To Simpson, firms viewed boosting compliance resources as a “clear trade-off” to avoid the risk of a fine that can reach hundreds of millions of dollars, not including additional remediations, the costs of updating compliance after an enforcement action—and having to hire a compliance consultant.
“Firms would rather just make the initial investment, and not have to worry about not only the financial risk, but also the headline risk of being in the news as one of the firms caught up in this large sweep that’s still happening,” he said.
Simpson said firms were grappling with the “knock-on effects” stemming from the aggressive wave of new regulations and proposed rules coming out of the SEC, including how to allocate compliance resources. Writing policies and procedures—a crucial requirement for most SEC rules—was viewed as one of the top three weaknesses compliance firms faced in the most recent survey. It hadn’t made the top three list of weaknesses in the prior year.

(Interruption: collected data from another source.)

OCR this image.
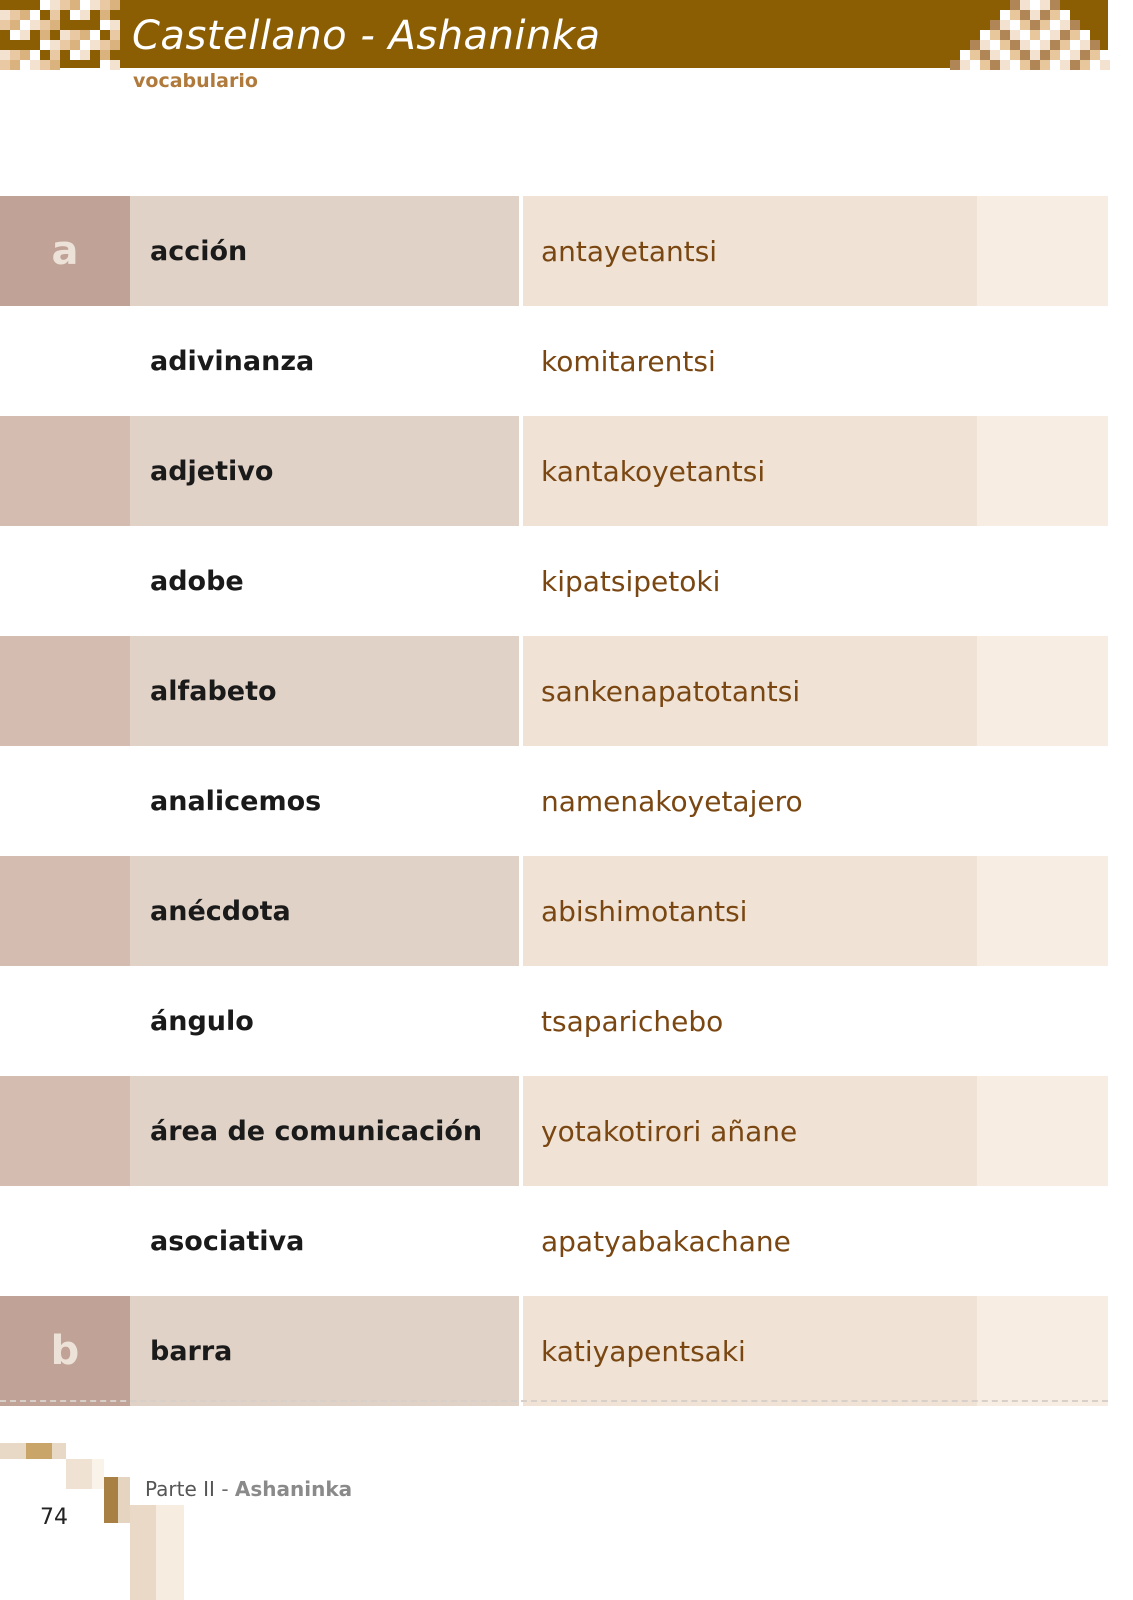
Castellano - Ashaninka
vocabulario
a	acción	antayetantsi
adivinanza	komitarentsi
adjetivo	kantakoyetantsi
adobe	kipatsipetoki
alfabeto	sankenapatotantsi
analicemos	namenakoyetajero
anécdota	abishimotantsi
ángulo	tsaparichebo
área de comunicación	yotakotirori añane
asociativa	apatyabakachane
b	barra	katiyapentsaki
Parte II - Ashaninka
74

That's because firms are struggling to keep pace with policy updates, Simpson said. Compliance departments are covering a lot of ground, making sure they aren’t in violation of the new ad rule or the SEC’s new focus on electronic communications.
“Because compliance teams are underresourced, they can’t manage these massive regulatory shifts in a way that makes it efficient for them,” he said. “The end result is they’re scrambling essentially to manage the massive wave of regulatory changes happening at the moment, which is creating a situation in which they need to do a risk-based analysis of where can they afford to free up resources in the interim in a temporary way so they can address the major risk issues at the time."